Setelah puas berfoto-foto di pelataran masjid, kami pun menuju ke menara. Gambar 13,15 Dengan membayar tiket Rp. 5.000/ orang kami naik ke lantai 19. Mirip di puncak Monas tapi lebih kecil. Ada juga beberapa teropong. Dengan memasukkan uang koin Rp 500 yang berwarna kuning kita bisa melihat Semarang lebih jelas dalam waktu 30 detik. Saat memutuskan turun, petugas lift menanyakan apakah kami akan mampir di restoran lantai 18 atau ke Museum Perkembangan Islam di lantai 3. Baru pukul 10.00 WIB. Kami pun langsung ke museum di lantai 3 (yang juga berlanjut ke lantai 2). Selain peninggalan-peninggalan perkembangan Islam di Jawa Tengah, pengunjung juga bisa melihat perkembangan pembangunan MAJT melalui 8 komputer touch screen yang tersedia.

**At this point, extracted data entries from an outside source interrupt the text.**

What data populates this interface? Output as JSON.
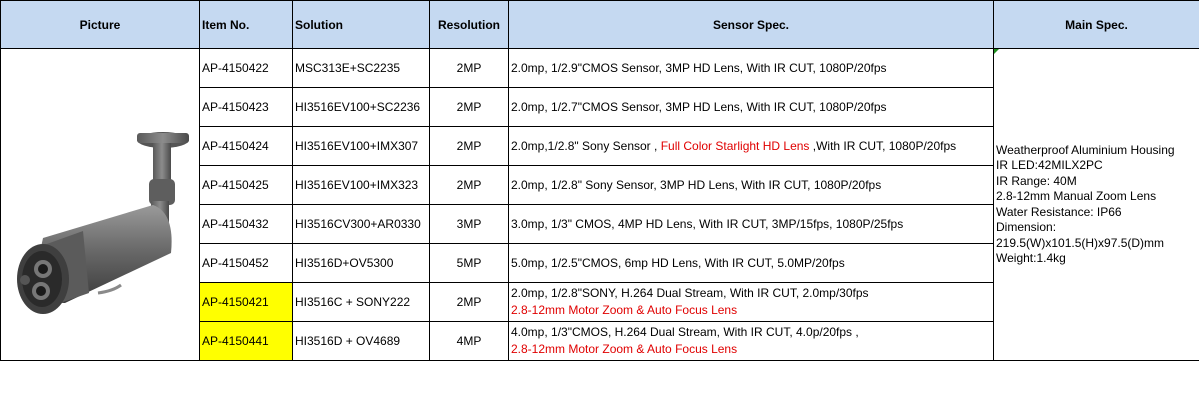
{
  "headers": {
    "picture": "Picture",
    "item_no": "Item No.",
    "solution": "Solution",
    "resolution": "Resolution",
    "sensor_spec": "Sensor Spec.",
    "main_spec": "Main Spec."
  },
  "rows": [
    {
      "item": "AP-4150422",
      "solution": "MSC313E+SC2235",
      "resolution": "2MP",
      "sensor_a": "2.0mp, 1/2.9\"CMOS Sensor, 3MP HD Lens, With IR CUT, 1080P/20fps",
      "sensor_red": "",
      "sensor_b": ""
    },
    {
      "item": "AP-4150423",
      "solution": "HI3516EV100+SC2236",
      "resolution": "2MP",
      "sensor_a": "2.0mp, 1/2.7\"CMOS Sensor, 3MP HD Lens, With IR CUT, 1080P/20fps",
      "sensor_red": "",
      "sensor_b": ""
    },
    {
      "item": "AP-4150424",
      "solution": "HI3516EV100+IMX307",
      "resolution": "2MP",
      "sensor_a": "2.0mp,1/2.8\" Sony Sensor , ",
      "sensor_red": "Full Color Starlight HD Lens",
      "sensor_b": " ,With IR CUT, 1080P/20fps"
    },
    {
      "item": "AP-4150425",
      "solution": "HI3516EV100+IMX323",
      "resolution": "2MP",
      "sensor_a": "2.0mp, 1/2.8\" Sony Sensor, 3MP HD Lens, With IR CUT, 1080P/20fps",
      "sensor_red": "",
      "sensor_b": ""
    },
    {
      "item": "AP-4150432",
      "solution": "HI3516CV300+AR0330",
      "resolution": "3MP",
      "sensor_a": "3.0mp, 1/3\" CMOS, 4MP  HD Lens, With IR CUT, 3MP/15fps, 1080P/25fps",
      "sensor_red": "",
      "sensor_b": ""
    },
    {
      "item": "AP-4150452",
      "solution": "HI3516D+OV5300",
      "resolution": "5MP",
      "sensor_a": "5.0mp, 1/2.5\"CMOS, 6mp HD Lens, With IR CUT,  5.0MP/20fps",
      "sensor_red": "",
      "sensor_b": ""
    },
    {
      "item": "AP-4150421",
      "solution": "HI3516C + SONY222",
      "resolution": "2MP",
      "sensor_a": "2.0mp, 1/2.8\"SONY, H.264 Dual Stream, With  IR CUT, 2.0mp/30fps",
      "sensor_red": "2.8-12mm Motor Zoom & Auto Focus Lens",
      "sensor_b": ""
    },
    {
      "item": "AP-4150441",
      "solution": "HI3516D + OV4689",
      "resolution": "4MP",
      "sensor_a": "4.0mp, 1/3\"CMOS, H.264 Dual Stream, With  IR CUT, 4.0p/20fps ,",
      "sensor_red": "2.8-12mm Motor Zoom & Auto Focus Lens",
      "sensor_b": ""
    }
  ],
  "main_spec_lines": [
    "Weatherproof Aluminium Housing",
    "IR LED:42MILX2PC",
    "IR Range: 40M",
    "2.8-12mm Manual Zoom Lens",
    "Water Resistance: IP66",
    "Dimension:",
    "219.5(W)x101.5(H)x97.5(D)mm",
    "Weight:1.4kg"
  ],
  "colors": {
    "header_bg": "#c5d9f1",
    "highlight": "#ffff00",
    "red_text": "#e00000",
    "camera_body": "#6a6a6a"
  },
  "icons": [
    "bullet-camera-image"
  ]
}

Dari MAJT perjalanan berlanjut ke pencarian tempat makan. Ana mengusulkan ke sebuah warung sederhana di Jl. Majapahit yang selalu ramai pengunjung. Sayangnya, warung tersebut tutup sampai dengan tanggal 2 Januari 2009.
Akhirnya Ana menginstruksikan supir taksi untuk memutar haluan ke Gama Seafood. Lumayan banyak juga pesanan kami. Gurame baker, sup seafood, pecel udang dan cah kangkung. Untuk minuman saya memesan jeruk nipis panas, Ana dan Andri masing-masing Jus Jambu tanpa es dan Es Sarang Burung. Saat pesanan datang kami lumayan kaget karena porsinya lumayan besar. Gak disangka, ternyata semuanya ludes…!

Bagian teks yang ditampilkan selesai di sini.